Per riflettere prima della Messa: 1° settembre 2024, XXII domenica Tempo ordinario (Anno B)

Puro e impuro Mc 7, 1-8.14-15.21.23 

 

Padre Ubaldo Terrinoni Infinite Realtà.it laura ciulli

In quel tempo, si riunirono attorno a Gesù i farisei e alcuni degli scribi venuto da Gerusalemme. Avendo visto che alcuni dei suoi discepoli prendevano cibo con mani immonde, cioè non lavate (…) quei farisei e scribi lo interrogarono: “Perché i tuoi discepoli non si comportano secondo la tradizione degli antichi, ma prendono cibo con le mani immonde?”.

Ed egli rispose: “Bene ha profetato Isaia di voi, ipocriti, come sta scritto: “Questo popolo mi onora con le labbra, ma il suo cuore è lontano da me. Invano essi mi rendono culto, insegnando dottrine che sono precetti di uomini”. “Trascurando il comandamento di Dio, voi osservate le tradizioni degli uomini”.

L’argomento di fondo riguarda ciò che è puro e impuro secondo la prospettiva dei farisei. Sono proprio questi che accusano i discepoli di Gesù perché prendono cibo senza prima essersi lavate le mani secondo la tradizione degli antichi. Il celebre Rabbi Akiba (50-135 d. C.) avrebbe preferito morire anziché mangiare senza le previe abluzioni. Altri maestri costringevano a percorrere anche molti chilometri per procurarsi l’acqua per le abluzioni.

E ciò perché, nel contesto culturale ebraico, la purità o l’impurità rituale ammetteva o escludeva dalla sfera del sacro (cioè dal dialogo con Dio) a seconda che si frapponeva o meno qualche ostacolo terreno tra Dio e l’uomo. L’ostacolo poteva essere costituito da tre realtà: da animali, cose e persone. Così avveniva, per esempio, che se un sacerdote toccava un animale particolare o un malato o un cadavere immediatamente risultava impuro e, quindi, inabile a offrire sacrifici e preghiere a Dio. E se qualcuno avesse osato compiere un’azione sacra in stato di impurità rituale, sarebbe stato escluso subito dal popolo di Dio (Lv 7,21).

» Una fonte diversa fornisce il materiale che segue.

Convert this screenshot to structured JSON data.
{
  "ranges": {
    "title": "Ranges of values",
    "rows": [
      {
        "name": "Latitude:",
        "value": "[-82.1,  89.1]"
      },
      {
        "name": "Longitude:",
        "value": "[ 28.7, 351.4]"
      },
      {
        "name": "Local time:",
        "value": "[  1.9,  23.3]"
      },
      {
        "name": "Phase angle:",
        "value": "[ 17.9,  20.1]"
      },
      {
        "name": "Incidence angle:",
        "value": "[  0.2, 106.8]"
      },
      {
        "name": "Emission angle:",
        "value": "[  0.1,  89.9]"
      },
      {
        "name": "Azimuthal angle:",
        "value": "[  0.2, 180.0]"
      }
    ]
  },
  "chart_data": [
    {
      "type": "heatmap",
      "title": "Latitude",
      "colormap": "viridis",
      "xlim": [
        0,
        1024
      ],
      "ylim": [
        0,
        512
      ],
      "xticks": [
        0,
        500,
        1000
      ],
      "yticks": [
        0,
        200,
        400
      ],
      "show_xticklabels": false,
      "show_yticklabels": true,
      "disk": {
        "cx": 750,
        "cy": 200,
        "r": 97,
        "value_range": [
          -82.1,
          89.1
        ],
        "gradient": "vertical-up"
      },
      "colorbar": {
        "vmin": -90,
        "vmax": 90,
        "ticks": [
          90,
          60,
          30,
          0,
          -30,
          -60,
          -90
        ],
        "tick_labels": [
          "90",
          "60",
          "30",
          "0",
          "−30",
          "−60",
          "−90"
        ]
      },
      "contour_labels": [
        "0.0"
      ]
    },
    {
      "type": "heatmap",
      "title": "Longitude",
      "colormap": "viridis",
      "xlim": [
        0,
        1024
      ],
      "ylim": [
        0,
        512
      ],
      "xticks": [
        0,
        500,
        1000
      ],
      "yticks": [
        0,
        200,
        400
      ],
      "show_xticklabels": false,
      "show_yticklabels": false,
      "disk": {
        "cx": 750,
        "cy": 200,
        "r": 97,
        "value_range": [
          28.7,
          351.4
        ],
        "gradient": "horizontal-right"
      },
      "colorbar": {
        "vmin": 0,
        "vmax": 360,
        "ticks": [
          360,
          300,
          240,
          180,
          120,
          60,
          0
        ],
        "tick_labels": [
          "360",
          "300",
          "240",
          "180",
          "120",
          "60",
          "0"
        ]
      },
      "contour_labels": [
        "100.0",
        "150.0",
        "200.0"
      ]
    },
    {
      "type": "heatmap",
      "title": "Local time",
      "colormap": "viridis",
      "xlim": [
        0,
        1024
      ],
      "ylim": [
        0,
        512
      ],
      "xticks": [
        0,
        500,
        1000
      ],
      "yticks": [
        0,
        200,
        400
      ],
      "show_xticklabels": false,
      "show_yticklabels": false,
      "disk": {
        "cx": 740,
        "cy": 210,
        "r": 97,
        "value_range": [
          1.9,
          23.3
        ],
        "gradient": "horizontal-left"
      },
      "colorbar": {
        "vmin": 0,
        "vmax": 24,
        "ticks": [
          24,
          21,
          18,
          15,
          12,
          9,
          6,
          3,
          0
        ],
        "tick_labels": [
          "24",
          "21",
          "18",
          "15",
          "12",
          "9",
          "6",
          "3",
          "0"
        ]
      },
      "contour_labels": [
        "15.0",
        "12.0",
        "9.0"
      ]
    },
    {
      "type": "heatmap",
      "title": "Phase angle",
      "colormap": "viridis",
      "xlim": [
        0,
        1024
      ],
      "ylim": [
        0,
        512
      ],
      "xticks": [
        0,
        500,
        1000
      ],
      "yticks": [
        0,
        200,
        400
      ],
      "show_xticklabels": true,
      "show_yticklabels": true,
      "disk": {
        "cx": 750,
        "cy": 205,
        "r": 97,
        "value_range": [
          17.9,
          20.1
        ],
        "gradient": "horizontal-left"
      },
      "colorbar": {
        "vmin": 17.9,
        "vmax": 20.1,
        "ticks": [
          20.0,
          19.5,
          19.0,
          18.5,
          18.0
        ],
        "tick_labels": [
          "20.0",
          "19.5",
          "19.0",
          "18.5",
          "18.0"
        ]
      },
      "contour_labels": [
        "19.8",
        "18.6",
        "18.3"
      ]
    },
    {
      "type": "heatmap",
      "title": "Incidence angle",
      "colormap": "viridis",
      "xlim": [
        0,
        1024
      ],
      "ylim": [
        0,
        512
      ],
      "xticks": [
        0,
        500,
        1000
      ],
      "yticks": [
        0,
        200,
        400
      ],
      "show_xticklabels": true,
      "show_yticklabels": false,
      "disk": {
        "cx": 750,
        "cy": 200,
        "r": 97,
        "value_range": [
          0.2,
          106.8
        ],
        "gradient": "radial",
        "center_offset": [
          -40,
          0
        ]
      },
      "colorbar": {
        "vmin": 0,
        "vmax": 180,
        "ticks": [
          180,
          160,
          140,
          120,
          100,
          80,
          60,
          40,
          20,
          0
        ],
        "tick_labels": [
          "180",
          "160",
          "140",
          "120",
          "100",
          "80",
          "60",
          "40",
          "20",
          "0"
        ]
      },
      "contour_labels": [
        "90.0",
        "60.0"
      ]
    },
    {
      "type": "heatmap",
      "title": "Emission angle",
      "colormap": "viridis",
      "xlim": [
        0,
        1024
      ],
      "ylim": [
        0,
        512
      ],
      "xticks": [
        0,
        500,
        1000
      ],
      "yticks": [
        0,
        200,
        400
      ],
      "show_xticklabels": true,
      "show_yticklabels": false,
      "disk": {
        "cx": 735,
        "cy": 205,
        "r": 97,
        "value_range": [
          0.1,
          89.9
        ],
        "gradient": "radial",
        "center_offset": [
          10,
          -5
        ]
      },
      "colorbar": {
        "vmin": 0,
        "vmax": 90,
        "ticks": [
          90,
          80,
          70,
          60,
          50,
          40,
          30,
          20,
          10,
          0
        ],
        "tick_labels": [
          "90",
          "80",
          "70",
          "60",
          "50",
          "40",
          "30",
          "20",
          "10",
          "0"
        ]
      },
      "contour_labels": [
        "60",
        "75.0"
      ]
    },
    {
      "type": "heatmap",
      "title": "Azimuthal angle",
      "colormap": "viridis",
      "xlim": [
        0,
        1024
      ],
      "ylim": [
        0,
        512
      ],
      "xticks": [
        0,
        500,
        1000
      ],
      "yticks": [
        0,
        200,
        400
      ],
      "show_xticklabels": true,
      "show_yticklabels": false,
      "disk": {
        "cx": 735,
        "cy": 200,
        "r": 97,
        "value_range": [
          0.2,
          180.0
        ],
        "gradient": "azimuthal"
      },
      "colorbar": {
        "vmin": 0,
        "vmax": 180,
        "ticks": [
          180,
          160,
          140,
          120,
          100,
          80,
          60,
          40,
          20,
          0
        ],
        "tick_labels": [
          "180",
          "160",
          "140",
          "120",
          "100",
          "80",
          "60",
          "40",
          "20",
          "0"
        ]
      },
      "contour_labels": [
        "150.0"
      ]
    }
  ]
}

In una disputa con scribi e farisei, Gesù cerca di ricondurre nel giusto alveo la questione del puro e dell’impuro, e afferma che la radice ultima è da ricercare nel cuore dell’uomo e non un in un oggetto o in una realtà esteriore: “Non capite che tutto ciò che entra nell’uomo dal di fuori non può contaminarlo, perché non gli entra nel cuore ma nel ventre e va a finire nella fogna? Dichiarava così mondi tutti gli alimenti. Quindi soggiunse: “Ciò che esce dall’uomo, questo sì contamina l’uomo. Dal di dentro infatti, cioè dal cuore degli uomini, escono le intenzioni cattive: fornicazioni, furti, omicidi, adulteri, cupidigie, malvagità, inganno, impudicizia, invidia, calunnia, superbia, stoltezza. Tutte queste cose cattive vengono fuori dal di dentro e contaminano l’uomo” (Mc 7, 18-23).

Dunque, al rigido legalismo farisaico, Gesù oppone la religiosità del cuore, cioè la religiosità che si fonda sulla sfera interiore dell’uomo; è chiamato in causa il cuore per discriminare ciò che è puro e ciò che non lo è. Questo centro vitale era, nell’antropologia biblica, il centro della personalità, la sede dei pensieri, dei programmi, delle scelte del vivere quotidiano.  Inoltre la purezza di cui parla Gesù coinvolge tutta la vita e tutte le manifestazioni della persona. Quindi è coinvolta la limpidezza dei costumi, degli affetti, dei desideri, delle azioni, dei pensieri, dei progetti… di tutto! Si apre su una visione globale della vita dell’uomo, comprende e coinvolge tutto il suo mondo interiore ed esteriore.

Solo Gesù è il grande medico che è capace di guarire tutto il male che portiamo nel nostro cuore, nel sacrario della nostra coscienza. In noi può esserci tristezza, sfiducia, delusione, amarezze, sofferenze intime, malizie, cattiverie, violenze…Solo Gesù riesce a sanare il male alla radice trasformando il nostro cuore e fare di noi delle creature nuove. Anche gli antichi filosofi avevano stilato tanti elenchi di virtù e vizi, ma non avevano saputo offrire il rimedio, che è e resta esclusivo intervento del Maestro divino.